Reconciling Pigs and Fall

It’s that time of the year. A few leaves still cling to the branches, afraid to make the jump. Night pushes its luck each day, seeing how much more darkness it can get away with imposing. The temperatures fluctuate from nipply to sweaty, but only because it’s impossible to know how to dress. Autumn is well underway and it won’t be long before the first snowfall insists we are done for the year.
The garden has been stripped. Aside from a couple of rows of lettuce that I planted last month and a handful of scrappy leeks, the only things growing are weeds. Good intentions dictated that cover crops would fill the spots where veggies used to thrive, but other priorities such as barn renos and seasonal craft fairs slammed that window of opportunity shut. I’d feel bad had procrastination been the culprit, but there just aren’t enough hours in a day. Likewise, our planned riding ring construction and walipini dig will probably move down the list to become next year’s projects. Soon the ground will freeze, rendering earth-related projects difficult to impossible.
The things that have to happen before winter comes knocking are not as daunting as they were, but there is one thing we have to take care of that I’m not looking forward to -the pigs must go to freezer camp.
In the spring, in keeping with our ideals, we purchased two bottle lambs and two piglets with the idea of raising them to market weight and filling our freezers with meat. The sheep got off lucky. We hemmed and hawed about whether or not to keep the ewe for breeding. Once Troy named her Stella, she was pretty much off the hook. Chopper (as in “lamb chops”) was freezer bound until a woman came by interested in purchasing him as a stud for her own flock. Knowing we could buy lamb from John across the road, we took her money, saved ourselves the hassle, and decided it would be just as acceptable to fill our freezer with meat that was just 150 meters less local but raised on the same principles as ours.
The pigs, however, won’t be so lucky.
I think it’s ok that I’m having a bit of a hard time reconciling the fate of Edgar and Mitchell. I’ve gotten to know them a bit, despite having made efforts not to get attached. I remind myself that they’ve had a good life, eating bucket after bucket of apples and treats from the garden; moving from one fenced spot to another again and again, digging for grubs and pulling up roots until the once-grassy spaces look like bombs went off. I remind myself that the whole reason they came here to live was so that we could know what we are eating, and what it ate. The difficulty in knowing that the animals who will feed us have enjoyed their time on this earth is knowing that you’re ending that animal’s happy days rather than ending the suffering of a feedlot beast. Irony at its most brutal.
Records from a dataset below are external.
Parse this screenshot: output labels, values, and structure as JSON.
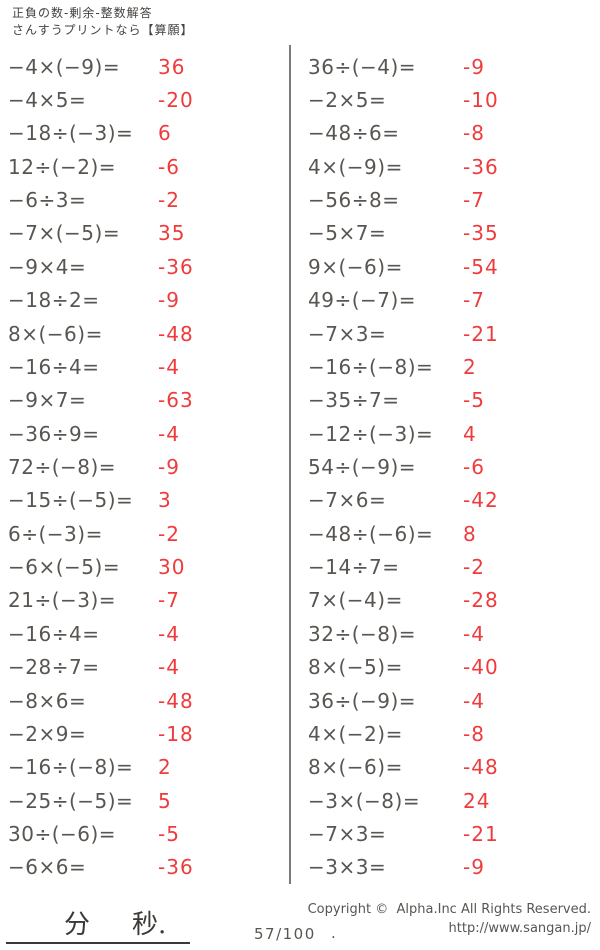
{
  "header": {
    "line1": "正負の数-剰余-整数解答",
    "line2": "さんすうプリントなら【算願】"
  },
  "columns": {
    "left": [
      {
        "problem": "−4×(−9)=",
        "answer": "36"
      },
      {
        "problem": "−4×5=",
        "answer": "-20"
      },
      {
        "problem": "−18÷(−3)=",
        "answer": "6"
      },
      {
        "problem": "12÷(−2)=",
        "answer": "-6"
      },
      {
        "problem": "−6÷3=",
        "answer": "-2"
      },
      {
        "problem": "−7×(−5)=",
        "answer": "35"
      },
      {
        "problem": "−9×4=",
        "answer": "-36"
      },
      {
        "problem": "−18÷2=",
        "answer": "-9"
      },
      {
        "problem": "8×(−6)=",
        "answer": "-48"
      },
      {
        "problem": "−16÷4=",
        "answer": "-4"
      },
      {
        "problem": "−9×7=",
        "answer": "-63"
      },
      {
        "problem": "−36÷9=",
        "answer": "-4"
      },
      {
        "problem": "72÷(−8)=",
        "answer": "-9"
      },
      {
        "problem": "−15÷(−5)=",
        "answer": "3"
      },
      {
        "problem": "6÷(−3)=",
        "answer": "-2"
      },
      {
        "problem": "−6×(−5)=",
        "answer": "30"
      },
      {
        "problem": "21÷(−3)=",
        "answer": "-7"
      },
      {
        "problem": "−16÷4=",
        "answer": "-4"
      },
      {
        "problem": "−28÷7=",
        "answer": "-4"
      },
      {
        "problem": "−8×6=",
        "answer": "-48"
      },
      {
        "problem": "−2×9=",
        "answer": "-18"
      },
      {
        "problem": "−16÷(−8)=",
        "answer": "2"
      },
      {
        "problem": "−25÷(−5)=",
        "answer": "5"
      },
      {
        "problem": "30÷(−6)=",
        "answer": "-5"
      },
      {
        "problem": "−6×6=",
        "answer": "-36"
      }
    ],
    "right": [
      {
        "problem": "36÷(−4)=",
        "answer": "-9"
      },
      {
        "problem": "−2×5=",
        "answer": "-10"
      },
      {
        "problem": "−48÷6=",
        "answer": "-8"
      },
      {
        "problem": "4×(−9)=",
        "answer": "-36"
      },
      {
        "problem": "−56÷8=",
        "answer": "-7"
      },
      {
        "problem": "−5×7=",
        "answer": "-35"
      },
      {
        "problem": "9×(−6)=",
        "answer": "-54"
      },
      {
        "problem": "49÷(−7)=",
        "answer": "-7"
      },
      {
        "problem": "−7×3=",
        "answer": "-21"
      },
      {
        "problem": "−16÷(−8)=",
        "answer": "2"
      },
      {
        "problem": "−35÷7=",
        "answer": "-5"
      },
      {
        "problem": "−12÷(−3)=",
        "answer": "4"
      },
      {
        "problem": "54÷(−9)=",
        "answer": "-6"
      },
      {
        "problem": "−7×6=",
        "answer": "-42"
      },
      {
        "problem": "−48÷(−6)=",
        "answer": "8"
      },
      {
        "problem": "−14÷7=",
        "answer": "-2"
      },
      {
        "problem": "7×(−4)=",
        "answer": "-28"
      },
      {
        "problem": "32÷(−8)=",
        "answer": "-4"
      },
      {
        "problem": "8×(−5)=",
        "answer": "-40"
      },
      {
        "problem": "36÷(−9)=",
        "answer": "-4"
      },
      {
        "problem": "4×(−2)=",
        "answer": "-8"
      },
      {
        "problem": "8×(−6)=",
        "answer": "-48"
      },
      {
        "problem": "−3×(−8)=",
        "answer": "24"
      },
      {
        "problem": "−7×3=",
        "answer": "-21"
      },
      {
        "problem": "−3×3=",
        "answer": "-9"
      }
    ]
  },
  "footer": {
    "minutes_label": "分",
    "seconds_label": "秒.",
    "page_number": "57/100",
    "page_number_suffix": ".",
    "copyright_line1": "Copyright ©  Alpha.Inc All Rights Reserved.",
    "copyright_line2": "http://www.sangan.jp/"
  },
  "colors": {
    "problem_text": "#595551",
    "answer_text": "#ef3b3c",
    "divider": "#7d7a77"
  }
}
It’s an irony that’s made me reconsider my dietary choices more than once. I’ve been a vegetarian before, and frankly, my body didn’t react well. But the big picture takes into account so much more than the life of an animal ( or person). While a boatload of studies exist showing that a vegetarian diet is less harmful to the planet than one that includes meat, I’ve yet to see one of those studies that takes into account how that equation changes if the meat is raised sustainably in one’s own back yard. It’s mostly assumed that meat comes from a huge industrial farm, and fair enough, most of it does. On the other hand, there are also studies showing the negative impacts of monoculture farming ( a method that has taken over the veggie side of industrial farming). It’s a method of growing things that depletes the soil quickly, throwing off the balance of natural insects and micro-organisms in the process. As a result, the soil and plants need more help to grow – more fertilizers, more pesticides, and more water. Not to mention the fossil fuels that go into processing and transporting vegetarian protein substitutes such as tofu and TVP. It doesn’t take much fuel to transport my grass- fed pigs, chickens and turkeys from the fields to the freezer.
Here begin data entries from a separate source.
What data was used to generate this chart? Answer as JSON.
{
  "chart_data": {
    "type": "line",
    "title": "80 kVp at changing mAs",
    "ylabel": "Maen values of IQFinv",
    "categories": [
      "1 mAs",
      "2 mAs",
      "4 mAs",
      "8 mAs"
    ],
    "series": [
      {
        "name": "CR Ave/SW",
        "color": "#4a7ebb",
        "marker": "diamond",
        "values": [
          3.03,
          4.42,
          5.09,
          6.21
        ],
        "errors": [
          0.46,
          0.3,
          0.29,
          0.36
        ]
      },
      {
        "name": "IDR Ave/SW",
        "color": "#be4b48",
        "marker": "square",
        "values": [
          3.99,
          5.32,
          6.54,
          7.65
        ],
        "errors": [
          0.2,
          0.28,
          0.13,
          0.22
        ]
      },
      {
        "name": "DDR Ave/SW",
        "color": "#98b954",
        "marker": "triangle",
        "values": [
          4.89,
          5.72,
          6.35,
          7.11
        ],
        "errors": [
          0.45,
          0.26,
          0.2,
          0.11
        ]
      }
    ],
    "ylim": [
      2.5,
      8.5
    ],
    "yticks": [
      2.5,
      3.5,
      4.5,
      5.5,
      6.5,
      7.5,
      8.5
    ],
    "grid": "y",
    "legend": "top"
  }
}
No matter how much I work through the hows and whys of food production, however, my final thought always comes down to biology and evolution. We have canine teeth. We evolved as omnivores. It only seems natural, then, to eat meat, and so I choose to raise my own, and eventually send it to slaughter. Call me what you will, an ethically- minded consumer and producer or a selfish, murderous asshole. Just know that my decisions are not reached without contemplation and some pretty heavy soul searching.
Before winter comes blasting in, pigs will be converted to pork chops and hams, and those last leaves will take the plunge. With a woodshed more than stuffed, and freezers loaded with turkeys, chicken, lamb and pork that we’ve produced ourselves, there will be comfort in knowing that we are prepared to make it through the darker months. In the spring, new piglets will likely arrive, the garden (now twice as large thanks to the pigs) will be readied for another round, and the cycle will repeat itself. This is the path we have chosen. Will next year’s killing of the pigs be any easier for me? I hope not. This life we’ve bitten off is as much about appreciating what it takes to make food as it is about the actual making of it. The heartache and discomforts are all part of that appreciation. I’m okay with that.